E-mail: kiryu-h AT aist.go.jp
License:
The source files in ./src/vienna/ directory
contain the energy parameters extracted
from the Vienna RNA package (version 1.5) (see Reference below)
Please follow ./src/vienna/COPYING file,
which describes the copyright notice of the Vienna RNA package.
The other part of the source codes is provided as free software.
They are distributed in the hope that they will be useful
but WITHOUT ANY WARRANTY; without even the implied warranty of
MERCHANTABILITY or FITNESS FOR A PARTICULAR PURPOSE.
Permission is granted for research, educational, and commercial use
and modification so long as
1) the package and any derived works are not
redistributed for any fee, other than media costs,
2) proper credit is given to the author and the
Computational Biology Research Center, AIST, Japan.
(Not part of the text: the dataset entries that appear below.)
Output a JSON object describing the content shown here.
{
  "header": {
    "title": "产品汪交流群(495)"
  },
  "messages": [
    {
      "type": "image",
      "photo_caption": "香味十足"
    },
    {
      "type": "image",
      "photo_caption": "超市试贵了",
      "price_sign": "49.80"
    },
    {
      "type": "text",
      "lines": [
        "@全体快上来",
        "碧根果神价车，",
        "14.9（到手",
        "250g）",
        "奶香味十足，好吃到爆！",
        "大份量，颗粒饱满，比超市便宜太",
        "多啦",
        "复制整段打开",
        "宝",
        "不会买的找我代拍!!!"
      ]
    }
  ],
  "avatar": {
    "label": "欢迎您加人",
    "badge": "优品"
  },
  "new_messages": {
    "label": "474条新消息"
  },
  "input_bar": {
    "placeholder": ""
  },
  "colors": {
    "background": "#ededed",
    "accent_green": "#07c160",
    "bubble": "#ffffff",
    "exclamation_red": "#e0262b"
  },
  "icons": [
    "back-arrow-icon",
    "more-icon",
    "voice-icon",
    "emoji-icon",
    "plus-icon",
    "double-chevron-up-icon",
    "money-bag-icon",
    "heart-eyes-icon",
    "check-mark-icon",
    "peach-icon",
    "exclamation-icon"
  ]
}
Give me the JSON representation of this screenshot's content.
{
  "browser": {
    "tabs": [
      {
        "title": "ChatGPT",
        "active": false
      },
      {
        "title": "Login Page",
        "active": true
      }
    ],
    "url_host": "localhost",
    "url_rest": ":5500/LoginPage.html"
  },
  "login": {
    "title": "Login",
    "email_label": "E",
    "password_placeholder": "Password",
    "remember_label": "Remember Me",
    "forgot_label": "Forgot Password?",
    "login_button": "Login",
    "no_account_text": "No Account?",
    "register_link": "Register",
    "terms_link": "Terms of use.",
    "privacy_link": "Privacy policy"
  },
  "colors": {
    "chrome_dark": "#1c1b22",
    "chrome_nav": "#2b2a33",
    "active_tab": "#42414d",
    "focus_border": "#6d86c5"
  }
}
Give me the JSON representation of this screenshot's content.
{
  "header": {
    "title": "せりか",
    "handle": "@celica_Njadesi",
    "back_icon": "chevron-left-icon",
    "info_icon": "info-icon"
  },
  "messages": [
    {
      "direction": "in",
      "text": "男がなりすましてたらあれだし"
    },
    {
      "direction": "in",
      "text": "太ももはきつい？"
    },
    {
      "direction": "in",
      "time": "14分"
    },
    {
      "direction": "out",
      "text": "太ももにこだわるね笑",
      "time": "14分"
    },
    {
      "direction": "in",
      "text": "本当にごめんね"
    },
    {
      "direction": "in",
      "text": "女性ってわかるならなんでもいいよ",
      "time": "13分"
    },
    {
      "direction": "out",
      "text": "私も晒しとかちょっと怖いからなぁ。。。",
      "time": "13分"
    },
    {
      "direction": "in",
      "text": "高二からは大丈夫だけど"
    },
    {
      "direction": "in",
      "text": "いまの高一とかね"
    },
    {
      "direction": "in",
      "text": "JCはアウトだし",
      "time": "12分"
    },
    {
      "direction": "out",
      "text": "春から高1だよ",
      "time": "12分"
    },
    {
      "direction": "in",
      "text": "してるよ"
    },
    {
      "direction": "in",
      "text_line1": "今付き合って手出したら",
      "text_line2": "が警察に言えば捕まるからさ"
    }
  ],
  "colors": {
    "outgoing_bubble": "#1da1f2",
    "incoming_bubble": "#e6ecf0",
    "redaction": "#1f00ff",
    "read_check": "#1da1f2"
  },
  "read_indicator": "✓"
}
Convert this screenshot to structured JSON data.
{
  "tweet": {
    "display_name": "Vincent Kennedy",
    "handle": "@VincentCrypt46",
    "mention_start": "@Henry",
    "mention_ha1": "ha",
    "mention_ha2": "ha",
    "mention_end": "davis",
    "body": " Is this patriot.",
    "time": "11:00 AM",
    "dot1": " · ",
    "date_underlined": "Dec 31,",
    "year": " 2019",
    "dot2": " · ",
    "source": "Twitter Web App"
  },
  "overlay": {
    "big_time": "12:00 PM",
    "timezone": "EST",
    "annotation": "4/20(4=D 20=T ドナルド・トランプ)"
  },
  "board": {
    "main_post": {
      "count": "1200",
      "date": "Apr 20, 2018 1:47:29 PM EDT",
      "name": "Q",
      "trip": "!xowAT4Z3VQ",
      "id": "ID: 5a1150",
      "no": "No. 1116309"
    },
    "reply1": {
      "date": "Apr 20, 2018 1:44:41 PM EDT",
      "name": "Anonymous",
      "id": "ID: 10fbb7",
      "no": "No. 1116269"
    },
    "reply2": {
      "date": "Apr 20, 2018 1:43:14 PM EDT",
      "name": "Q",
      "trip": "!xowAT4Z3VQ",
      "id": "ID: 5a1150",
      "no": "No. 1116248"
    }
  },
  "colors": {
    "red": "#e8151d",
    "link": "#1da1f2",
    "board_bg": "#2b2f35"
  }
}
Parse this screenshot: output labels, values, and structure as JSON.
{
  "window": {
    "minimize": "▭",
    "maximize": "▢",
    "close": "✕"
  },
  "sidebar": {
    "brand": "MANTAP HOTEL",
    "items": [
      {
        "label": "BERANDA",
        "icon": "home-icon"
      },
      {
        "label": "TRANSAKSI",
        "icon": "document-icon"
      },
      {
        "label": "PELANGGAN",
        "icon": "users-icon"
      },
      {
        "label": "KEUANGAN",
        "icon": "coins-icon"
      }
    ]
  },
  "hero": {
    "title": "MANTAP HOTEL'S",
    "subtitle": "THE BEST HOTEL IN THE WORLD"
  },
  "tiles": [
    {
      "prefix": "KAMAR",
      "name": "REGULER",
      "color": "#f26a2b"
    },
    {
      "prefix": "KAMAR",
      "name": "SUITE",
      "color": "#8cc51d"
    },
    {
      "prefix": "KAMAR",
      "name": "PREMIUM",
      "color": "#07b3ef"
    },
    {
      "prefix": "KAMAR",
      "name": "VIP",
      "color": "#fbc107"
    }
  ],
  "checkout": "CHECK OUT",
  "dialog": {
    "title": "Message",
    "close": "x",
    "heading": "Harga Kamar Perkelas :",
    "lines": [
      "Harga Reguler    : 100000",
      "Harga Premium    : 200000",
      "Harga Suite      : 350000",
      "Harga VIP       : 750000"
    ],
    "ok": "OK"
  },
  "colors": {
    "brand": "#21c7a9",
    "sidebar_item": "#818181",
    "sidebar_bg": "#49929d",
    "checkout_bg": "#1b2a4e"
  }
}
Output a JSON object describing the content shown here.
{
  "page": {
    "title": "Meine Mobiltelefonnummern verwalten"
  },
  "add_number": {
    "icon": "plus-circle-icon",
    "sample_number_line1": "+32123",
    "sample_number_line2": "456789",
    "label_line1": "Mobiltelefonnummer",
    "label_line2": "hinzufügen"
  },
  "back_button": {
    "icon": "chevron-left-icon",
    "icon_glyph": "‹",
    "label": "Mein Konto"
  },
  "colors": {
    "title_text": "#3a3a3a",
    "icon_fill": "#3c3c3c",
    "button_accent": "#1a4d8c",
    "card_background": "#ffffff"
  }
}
If you want to include this software in a commercial product, please contact
the author.
Citation:
Rfold: An exact algorithm for computing local base pairing probabilities
Hisanori Kiryu; Taishin Kin; Kiyoshi Asai
Bioinformatics 2007; doi: 10.1093/bioinformatics/btm591
Reference:
Hofacker, I. (2003) Vienna RNA secondary structure server.
Nucleic Acids Res., 31, 342931.
Install:
The program was tested using
gcc 4.0 on linux machines and gcc 3.4 on cygwin
Some gcc specific features are currently used.
cd ./src/
make
cd ../
Usage:
run_rfold [options] seqfile
seqfile:
sequence file in fasta format.
options:
-command=<COMPUTE_MEA_FOLD|COMPUTE_PROB>
COMPUTE_MEA_FOLD predicts local secondary structures by using
the maximal expected accuracy (MEA) method.
COMPUTE_PROB computes only the base pairing and loop probabilities.
(default: COMPUTE_MEA_FOLD)
-max_pair_dist=<integer>
set the maximal allowed spans W of base pairs.
set to (-1) for the computation without the constraint on the
maximal span. (default: -1)
-outfile=<filename>
set the output file for structure predictions. (default: rfold_out.txt)
-mea_outer_loop_coeff=<float>
compositional weight Co for outer bases. (default: 1.25)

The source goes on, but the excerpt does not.